Nyaluak Leth said in her almost decade-long career, she’s never had a black or another person of colour as a booker or agent to represent her.
“International brands generally do better than Australian brands; we could learn from them. Here we are still told by agencies ‘black models don’t take off here because it’s not the Australian ‘look’ that appeals to the public to sell products.” she said.
Nylow Ajing believes the Australian fashion industry would benefit commercially if it genuinely embraced diverse talent.
“It’s why Australia is so far behind international markets both creatively and strategically; it’s just all so white at every level,” she said.
In 2015, Adelaide-based talent agent Juach Cyer launched Rin Models, focusing on dark-skinned models. He signed modelling superstar Adut Akech. Cyer credits much of his agency’s success to signing Australian models to major agencies in Europe and the US.
“Dark-skinned models absolutely have an important role in fashion and are in demand, and my agency is growing,” he said.
As a black talent agent, he says he mentors countless black models whether he represents them or not.
“I get calls at all hours, after shows, the models crying and traumatised, and it’s becoming a real mental health problem for the industry. This is about safety,” he said.
He said that he supports the model boycott and understands why some are too frightened to reveal their names and faces.
“The fact they have to worry about speaking out, despite this being a common experience for models of colour … does that not highlight the extent of the problems in the industry? It answers itself,” he said.
Most of the models boycotting say they will return to fashion week if they see real changes. “I will only walk future fashion weeks if there are diverse people who are designers and decision-makers and part of the artistic process,” Leth said.
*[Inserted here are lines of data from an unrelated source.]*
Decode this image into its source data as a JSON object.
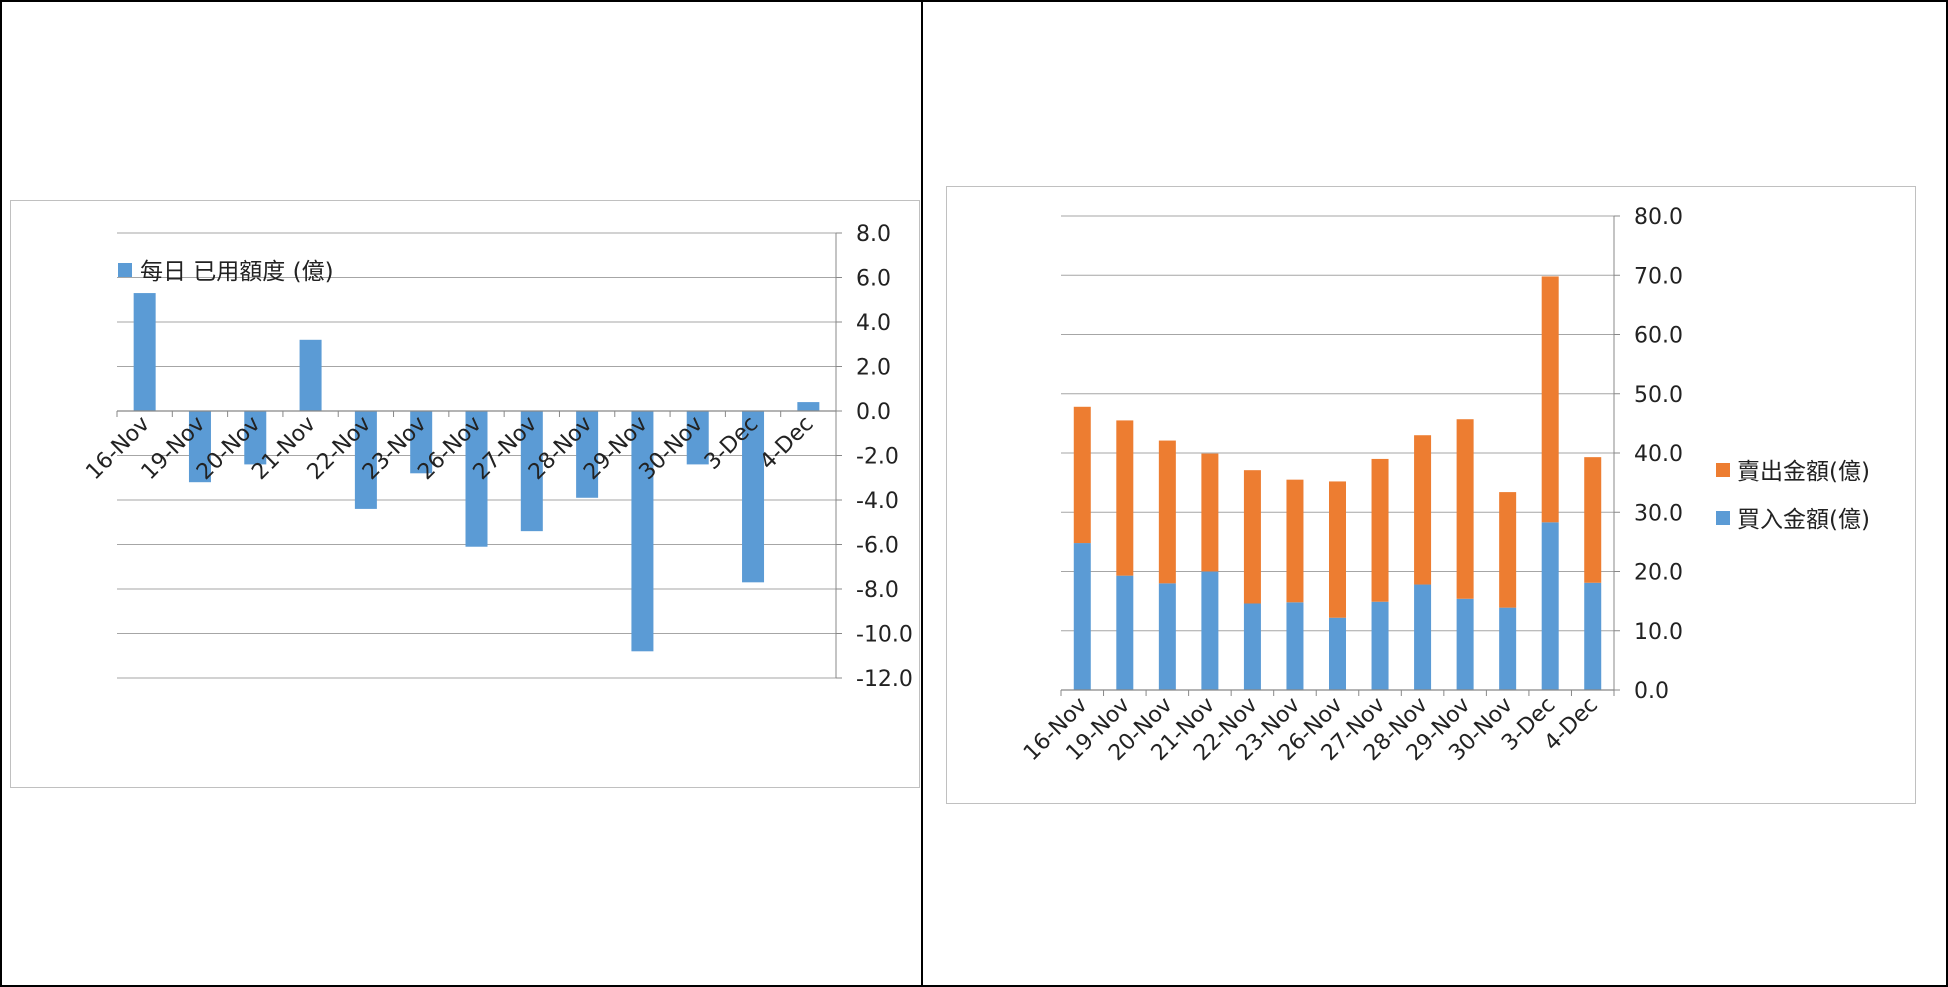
{
  "chart_data": [
    {
      "type": "bar",
      "categories": [
        "16-Nov",
        "19-Nov",
        "20-Nov",
        "21-Nov",
        "22-Nov",
        "23-Nov",
        "26-Nov",
        "27-Nov",
        "28-Nov",
        "29-Nov",
        "30-Nov",
        "3-Dec",
        "4-Dec"
      ],
      "series": [
        {
          "name": "每日 已用額度 (億)",
          "values": [
            5.3,
            -3.2,
            -2.4,
            3.2,
            -4.4,
            -2.8,
            -6.1,
            -5.4,
            -3.9,
            -10.8,
            -2.4,
            -7.7,
            0.4
          ],
          "color": "#5B9BD5"
        }
      ],
      "ylim": [
        -12,
        8
      ],
      "yticks": [
        "8.0",
        "6.0",
        "4.0",
        "2.0",
        "0.0",
        "-2.0",
        "-4.0",
        "-6.0",
        "-8.0",
        "-10.0",
        "-12.0"
      ],
      "y_axis_side": "right",
      "grid": true,
      "legend": "top-left"
    },
    {
      "type": "bar",
      "stacked": true,
      "categories": [
        "16-Nov",
        "19-Nov",
        "20-Nov",
        "21-Nov",
        "22-Nov",
        "23-Nov",
        "26-Nov",
        "27-Nov",
        "28-Nov",
        "29-Nov",
        "30-Nov",
        "3-Dec",
        "4-Dec"
      ],
      "series": [
        {
          "name": "買入金額(億)",
          "values": [
            24.8,
            19.3,
            18.0,
            20.0,
            14.6,
            14.8,
            12.2,
            14.9,
            17.8,
            15.4,
            13.9,
            28.3,
            18.1
          ],
          "color": "#5B9BD5"
        },
        {
          "name": "賣出金額(億)",
          "values": [
            23.0,
            26.2,
            24.1,
            19.9,
            22.5,
            20.7,
            23.0,
            24.1,
            25.2,
            30.3,
            19.5,
            41.5,
            21.2
          ],
          "color": "#ED7D31"
        }
      ],
      "ylim": [
        0,
        80
      ],
      "yticks": [
        "80.0",
        "70.0",
        "60.0",
        "50.0",
        "40.0",
        "30.0",
        "20.0",
        "10.0",
        "0.0"
      ],
      "y_axis_side": "right",
      "grid": true,
      "legend": "right"
    }
  ]
}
Leila Naja Hibri, CEO of the Australian Fashion Council, the peak body for the Australian fashion industry, said: “The Australian fashion industry is uniquely placed to actively engage in equitable, diverse and inclusive responsible practice. The Australian Fashion Council is not involved in the running of fashion weeks or brand marketing events, but we do require all AFC Members to abide by our code of conduct.
“This stipulates that we do not tolerate any form of discrimination or inappropriate conduct towards others based on gender, race, or national or ethnic origin. ”
The City of Melbourne said that MFW program “celebrates Aboriginal and Torres Strait Islander and diverse cultures” and pointed at a number of initiatives aimed at First Nations designers and models. Australian Fashion Week were approached for comment.